While not the first film adaptation of F. Scott Fitzgerald’s 1925 novel, “The Great Gatsby,” Baz Luhrmann’s adaptation might reign supreme. In classic Luhrmann direction, his camp approach elevates the extravagance of Jay Gatsby’s world and the roaring twenties. Although set nearly a century prior, Luhrmann and longtime music supervisor, Anton Monsted, created a track list to reflect traditional jazz of the 1920s with the modern-day hip-hop from the 2010s. Monsted explained in an interview with The Hollywood Reporter, “Baz and I call it the ‘sliding doors’ between music that is very true to the period of the movie’s setting in 1922 and the music of today.” The soundtrack features a crafty mixture of original singles from Fergie’s “A Little Party Never Killed Nobody” to haunting covers — including Beyonce and Andre 3000’s rendition of Amy Winehouse’s “Back to Black” – as well as the film’s first single, “Young and Beautiful” by Lana Del Rey. Monsted and Lana Del Rey worked alongside composer Craig Armstrong, to incorporate the film’s theme as a musical motif by mixing the song within the score as well. 

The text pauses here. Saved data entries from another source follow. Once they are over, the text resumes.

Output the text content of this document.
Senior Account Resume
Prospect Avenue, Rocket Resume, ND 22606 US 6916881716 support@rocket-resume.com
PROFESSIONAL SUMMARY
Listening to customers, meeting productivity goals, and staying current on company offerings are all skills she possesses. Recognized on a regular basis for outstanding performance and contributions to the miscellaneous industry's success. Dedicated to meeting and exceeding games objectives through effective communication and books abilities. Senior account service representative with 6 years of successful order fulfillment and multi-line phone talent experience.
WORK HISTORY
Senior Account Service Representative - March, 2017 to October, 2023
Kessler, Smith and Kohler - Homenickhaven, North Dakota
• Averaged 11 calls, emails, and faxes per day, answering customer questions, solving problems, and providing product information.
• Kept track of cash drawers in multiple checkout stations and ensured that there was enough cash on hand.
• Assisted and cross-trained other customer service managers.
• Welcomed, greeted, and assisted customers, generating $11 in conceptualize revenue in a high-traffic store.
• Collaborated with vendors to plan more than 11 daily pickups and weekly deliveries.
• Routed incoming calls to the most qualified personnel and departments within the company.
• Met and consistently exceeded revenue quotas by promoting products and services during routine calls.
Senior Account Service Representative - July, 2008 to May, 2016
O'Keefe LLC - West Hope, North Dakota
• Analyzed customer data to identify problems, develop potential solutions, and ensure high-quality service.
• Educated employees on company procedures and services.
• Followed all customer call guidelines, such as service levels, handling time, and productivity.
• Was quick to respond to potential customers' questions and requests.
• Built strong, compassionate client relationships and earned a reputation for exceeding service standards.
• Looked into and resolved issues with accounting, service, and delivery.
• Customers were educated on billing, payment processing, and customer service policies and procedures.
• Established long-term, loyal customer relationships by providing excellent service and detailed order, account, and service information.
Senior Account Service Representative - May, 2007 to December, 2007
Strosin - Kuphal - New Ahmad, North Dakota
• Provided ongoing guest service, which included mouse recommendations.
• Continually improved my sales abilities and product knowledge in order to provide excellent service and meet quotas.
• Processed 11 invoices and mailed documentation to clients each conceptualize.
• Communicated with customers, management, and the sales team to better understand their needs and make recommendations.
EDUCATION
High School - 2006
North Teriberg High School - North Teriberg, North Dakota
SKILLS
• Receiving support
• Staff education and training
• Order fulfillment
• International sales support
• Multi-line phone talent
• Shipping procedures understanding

Nearly a decade later, audiences still recognize and replay Lana Del Rey’s “Young and Beautiful.” Accompanying Lana Del Rey’s theme, the album also includes tracks from Jay Z, The xx, Florence + the Machine, Jack White, Kanye West, Sia, and famed crooner Bryan Ferry and The Bryan Ferry Orchestra. Armstrong and Monsted perfectly crafted the pairing soundtrack and score, making the music’s presence one of the most recognizable elements in the film. “The Great Gatsby” soundtrack became the second best-selling soundtrack album of 2013 and has remained a pillar of Luhrmann and Monsted’s legacy. 

– Charna Flam

1. Moulin Rouge! (2001)

Twentieth Century Fox

Inseparable from the cinematic extravaganza that is “Moulin Rouge!” is its multi-platinum, Grammy-winning soundtrack. Luhrmann’s first musical proper tells the tale of a poet named Christian (Ewan McGregor) who flocks to Bohemian Paris in pursuit of truth, beauty, freedom, and above all, love. He finds everything his heart desires in Satine (Nicole Kidman), the Moulin Rouge’s star courtesan and cabaret performer. The showmanship and soaring emotions at the core of the film required a musical masterpiece to match – and 20 years after its release, it’s clear that Luhrmann and Co. delivered. As co-writer Craig Pearce told EW, “Moulin Rouge!” was intended as a celebration of the 20th century’s greatest pop songs. In turn, the soundtrack features the likes of Madonna (“Material Girl”), The Beatles (“All You Need Is Love”), The Police (“Roxanne”), Elton John (“Your Song”), David Bowie (“Heroes”) and Dolly Parton (“I Will Always Love You”) and many more.

The majority of the tracks aren’t mere covers, but mash-ups of songs from various genres and original composition, tied together with touches of burlesque jazz. While the soundtrack boasts megawatt stars Bowie, Christina Aguilera, Lil’ Kim, Pink, Bono, and Beck among others, Kidman and McGregor’s voices never take a back seat. In fact, the music and narrative are so seamlessly interwoven that it’s easy to miss samples if you’re not looking out for them: “Elephant Love Medley” alone pulls from 10 different songs, and who could forget “Lady Marmalade”? Even the soundtrack’s only original number, “Come What May,” fits right in. 

The music of “Moulin Rouge!” was so popular that it spawned a second soundtrack with more originals and remixes from the film, not to mention a Tony Award-winning musical. Beyond its enduring popularity, the soundtrack deserves the top spot for showcasing Luhrmann and Monsted’s singular talent for synthesizing contemporary pop and period storytelling.